そう落ち込んでいたら突然手を引っ張られた。ビックリして顔を上げる。エレンは目を細めて、口をぎゅっと閉じていて、なんと言うか、変な顔だ。
「…………」
「えっと、エレン?」
そのまま黙ってしまった。声をかけると眉間のシワが増えた。どうしよう。
「なんだよそれ…」
ぼそっとそう言って、やっと手を離してくれた。どうすればいいのか分からず、ただ怒らせてしまったと落ち込んでいると、ハァーッと今日一番のため息をつかれた。
「エレン、」
「分かったよ、今日からお前と俺は友達だ」
プイッとそっぽを向いてそう言われた。…聞き間違いじゃなければ、確かにそう言われた。
「本当?」
「嘘ついてどうすんだよ。バス来たぞ」
気がつくと言われた通り、バスが停車して列が動いていた。慌ててエレンの後ろをついて行く。

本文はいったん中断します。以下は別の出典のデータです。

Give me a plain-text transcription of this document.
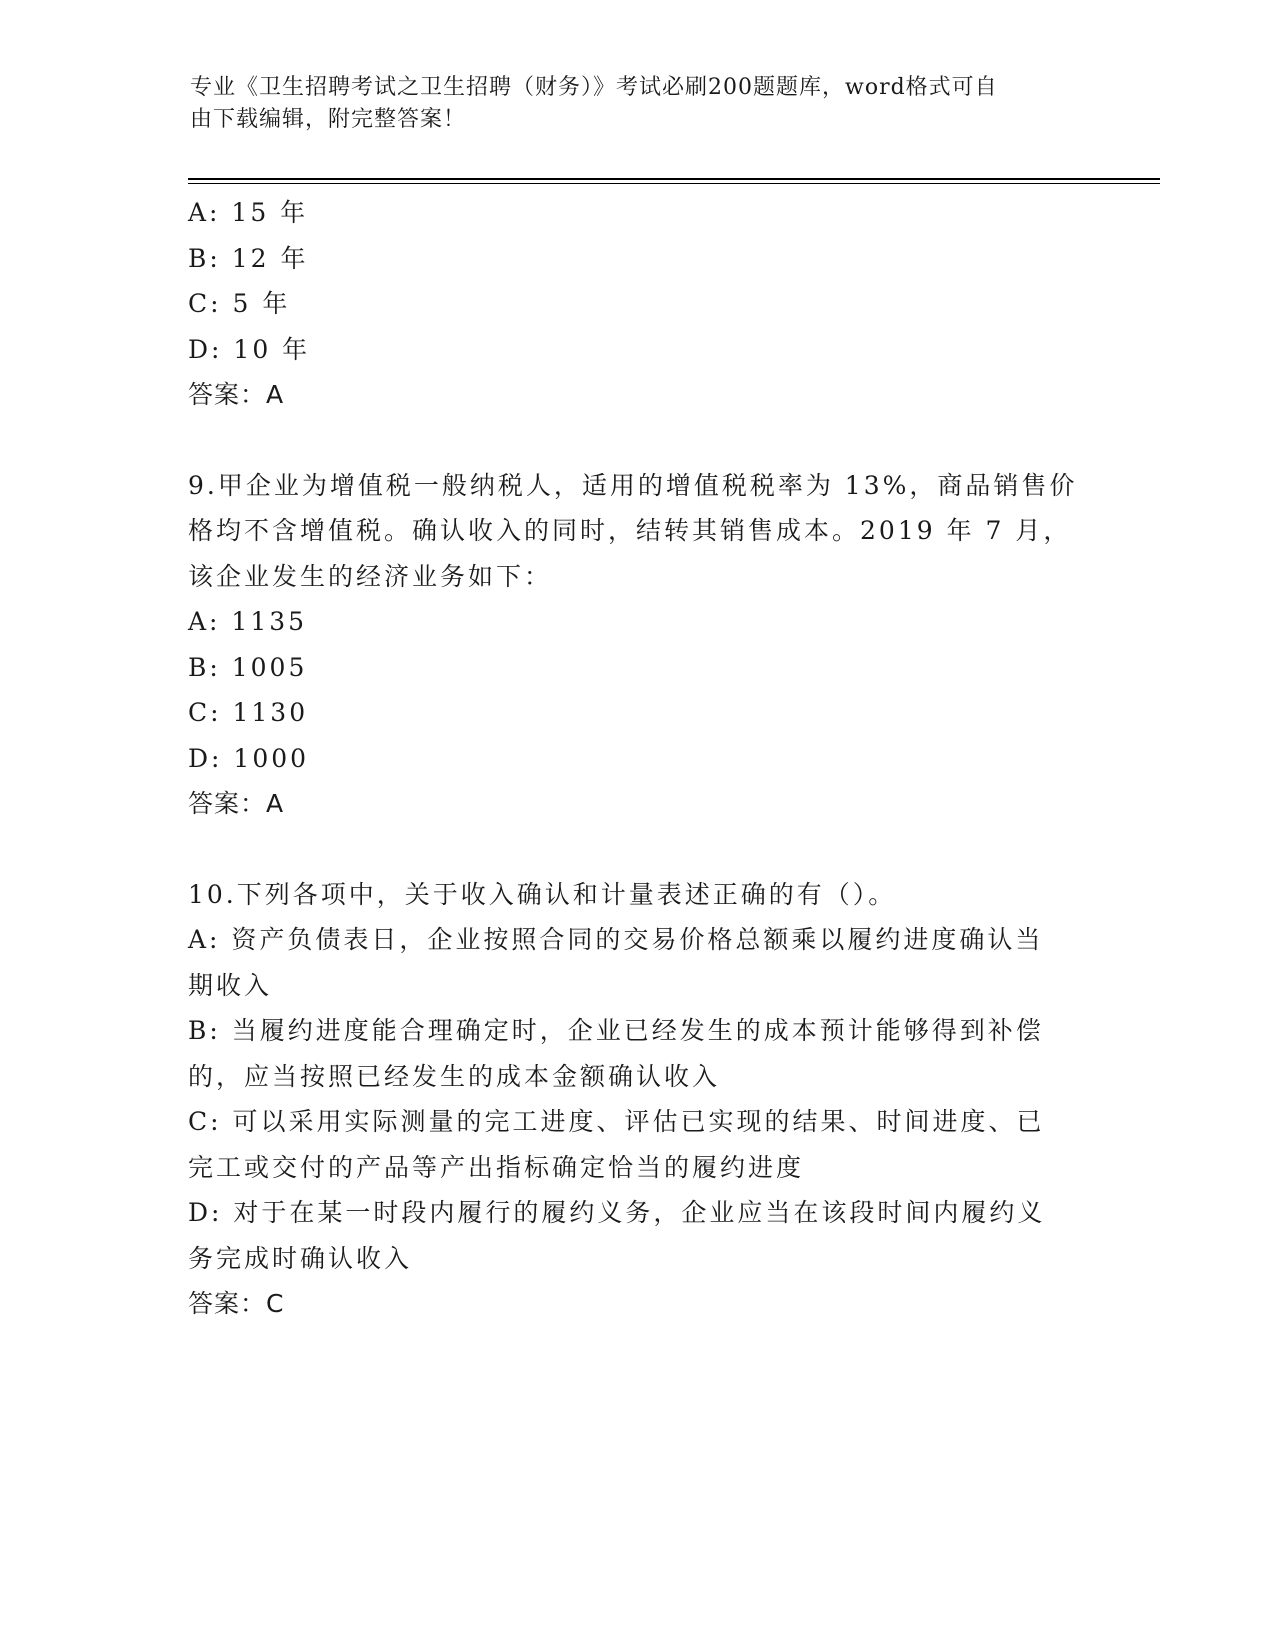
专业《卫生招聘考试之卫生招聘（财务）》考试必刷200题题库，word格式可自
由下载编辑，附完整答案！
A: 15 年
B: 12 年
C: 5 年
D: 10 年
答案：A
9.甲企业为增值税一般纳税人，适用的增值税税率为 13%，商品销售价
格均不含增值税。确认收入的同时，结转其销售成本。2019 年 7 月，
该企业发生的经济业务如下：
A: 1135
B: 1005
C: 1130
D: 1000
答案：A
10.下列各项中，关于收入确认和计量表述正确的有（）。
A: 资产负债表日，企业按照合同的交易价格总额乘以履约进度确认当
期收入
B: 当履约进度能合理确定时，企业已经发生的成本预计能够得到补偿
的，应当按照已经发生的成本金额确认收入
C: 可以采用实际测量的完工进度、评估已实现的结果、时间进度、已
完工或交付的产品等产出指标确定恰当的履约进度
D: 对于在某一时段内履行的履约义务，企业应当在该段时间内履约义
务完成时确认收入
答案：C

「じゃあ今度からもっと声掛けていいの?帰りとか誘っていい?」
「………別に……」
さっきからこっちを見てくれないけど、別にってことは、いいって事だよね?
嬉しくなって顔が緩んでしまう。ニヤニヤしていたら、視線を感じてエレンの方を見た。
「…そんなに嬉しいかよ」
私があまりに嬉しそうにするから照れたんだろう、また顔が赤かった。
「嬉しい」
「あっそ」
窓際に座ったエレンがまた外の方を向いてしまったけど、降車駅につくまで私は嬉しくてニコニコしていた。


「ただいま」
玄関を開けてそう言うと、料理中の母さんがおかえりーと言って振り返りこっちを見た。
「あら、めずらしい。あんたなんでそんな嬉しそうなの?いい事あった?」
なんで分かるんだよ、と思いつつ恥ずかしいから2階の自室に早足でかけ登った。転ぶわよーと下から声が聞こえる。転ぶわけないだろ。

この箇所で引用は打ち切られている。